Estar longe não ajuda. Fico grudada nas informações, querendo saber de todos os detalhes. Quero muito que tudo isso termine de uma vez. Eu estou na França, mas o meu coração, mais do que nunca, esta no Rio.

7 comentários:

Yolanda Barroso disse...

é assustador ver o que está acontecendo, o que todo mundo sabia que iria acontecer depois das UPP's, mas eu acho mais assustador a visão das pessoas de "vamos matar todos os bandidos, eles merecem", como você falou.
São frutos de um passado e presente de condições desfávoraveis.
Torço para isso terminar também.

Beatriz disse...

Oi Amanda!
Sou uma carioca que agora está morando bem longe, nas montanhas de minas....mas, por incrível que pareça estou mais confiante do que nunca. Parece que pela primeira vez resolveram enfrentar de frente a bandidagem da minha cidade querida! Difícil mesmo vai ser acabar com a bandidagem dentro da própria polícia... Aí é que eu quero ver!
Estou aqui na paz e na torcida!
Beijinhos,
Bia
www.biaviagemambiental.blogspot.com

Luciana Nepomuceno disse...

Amanda,
eu tenho lido muito sobre a situação no Rio, tudo, tudo que encontro. Não sou carioca, nunca morei no Rio, mas meu coração está justamente voltado para as pessoas e seus cotidianos tão alterados por esta situação. Claro que é meu desejo, como de muitos, que a polícia consiga desestruturar as organizações criminosas. Mas meu desejo ainda maior é que consiga fazer isso com o mínimo de violência e exposição da população. Se queremos construir uma cultura voltada para a paz temos que ter cuidado com nosso próprio dizer e o discurso de "mata porque é bandido" não nos aproxima desse projeto.
Isso tudo pra dizer que fiquei completamente tocada por seu texto e que você e sua família estarão no meu pensamento. Além disso, parabéns pelo post, como sempre você apresenta situações complexas de forma compreensível e organizada sem esvaziar a complexidade. Bjs

Mariana disse...

Oi, Amanda

Assim como vc, meu Rio nunca foi o Rio-Zona-Sul-cartão-postal-pra-gringo de Leblon e Ipanema. Meu Rio sempre foi o subúrbio, a parte mais desconhecida dessa cidade: Cordovil, Brás de Pina, Bonsucesso e, agora, Jacarepaguá.

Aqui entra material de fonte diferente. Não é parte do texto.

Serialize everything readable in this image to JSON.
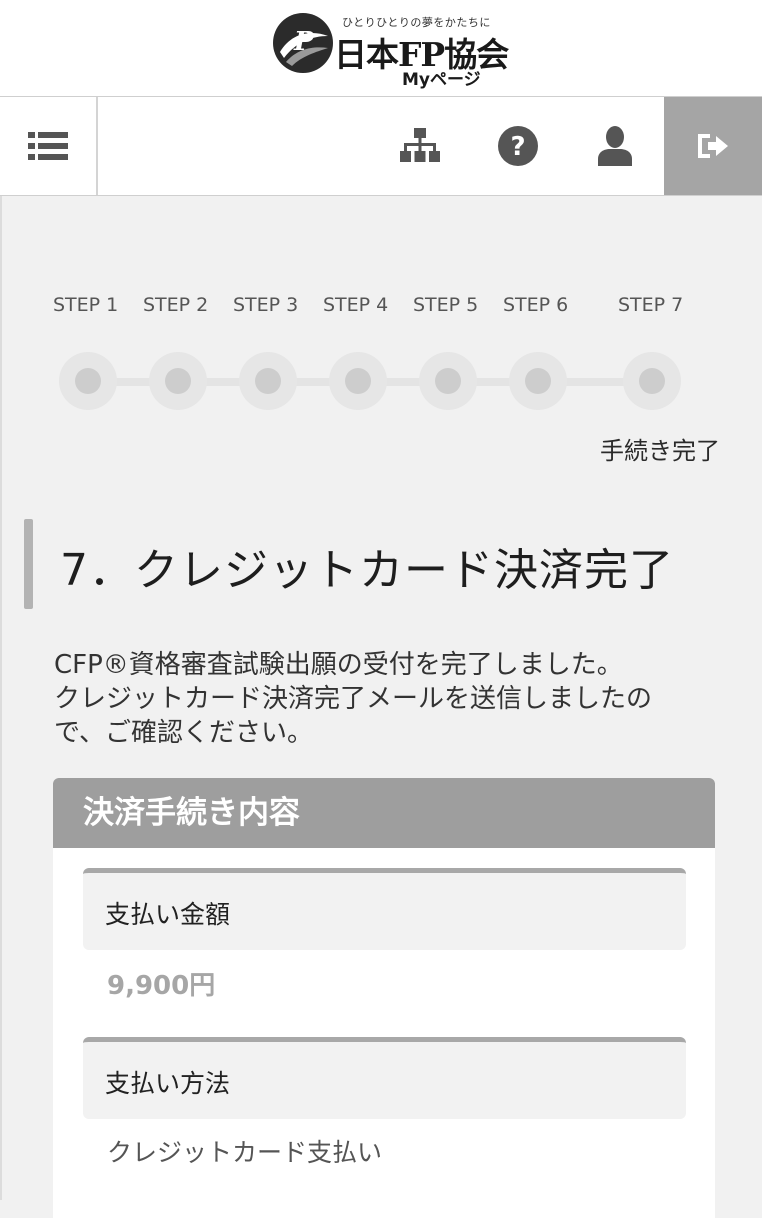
{
  "header": {
    "logo_tagline": "ひとりひとりの夢をかたちに",
    "logo_name": "日本FP協会",
    "logo_sub": "Myページ"
  },
  "nav": {
    "icons": [
      "list-icon",
      "sitemap-icon",
      "help-icon",
      "user-icon",
      "logout-icon"
    ]
  },
  "steps": {
    "labels": [
      "STEP 1",
      "STEP 2",
      "STEP 3",
      "STEP 4",
      "STEP 5",
      "STEP 6",
      "STEP 7"
    ],
    "current_caption": "手続き完了"
  },
  "page": {
    "title": "7．クレジットカード決済完了",
    "message_lines": [
      "CFP®資格審査試験出願の受付を完了しました。",
      "クレジットカード決済完了メールを送信しましたの",
      "で、ご確認ください。"
    ]
  },
  "card": {
    "title": "決済手続き内容",
    "amount_label": "支払い金額",
    "amount_value": "9,900円",
    "method_label": "支払い方法",
    "method_value": "クレジットカード支払い"
  },
  "colors": {
    "header_bg": "#ffffff",
    "page_bg": "#f1f1f1",
    "card_head_bg": "#9e9e9e",
    "logout_bg": "#a5a5a5",
    "icon": "#555555"
  }
}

Como Jacarepaguá, apesar de ser tranquilo, é bem longe do Centro, trabalhei de casa na quinta e sexta-feira, simplesmente porque TODAS as minhas rotas para o trabalho registraram algum incidente do tipo queima de carro e ônibus, tiroteios e descoberta de explosivos. Sem dúvida, um grande transtorno para quem mora por aqui, mas não chega nem perto do sofrimento das pessoas que moram na Vila Cruzeiro, no Complexo do Alemão e nos subúrbios das cercanias que conhecemos muito bem.

Tenho muitos amigos em Bonsucesso, Penha e até uma que mora dentro do Alemão e todo mundo está com muito medo de ser alvejado por uma bala perdida. Eles reconhecem que mudou bastante a abordagem da polícia nos últimos anos mas, como vc bem disse, ser carioca pressupõe certos instintos de sobrevivência e uma grande desconfiança. (continua)

Mariana disse...

... Mas concordo com o Flavio, pela primeira vez a população, mesmo historicamente desconfiada, está do lado do governo e da polícia, como se essa grande operação significassse a última batalha de uma grande guerra contra o tráfico. Só que, pra mim, o buraco é mais embaixo.

Sou completamente a favor das UPPs, acho que a população das favelas e dos entornos vivia em uma situação constante de pânico e sob grande risco de morrer ou perder algum parente de modo "bobo" e que eles, como cidadãos cariocas, merecem que o governo lhes garanta segurança. Aconteceu isso aqui em Jacarepaguá, na Cidade de Deus, e melhorou demais.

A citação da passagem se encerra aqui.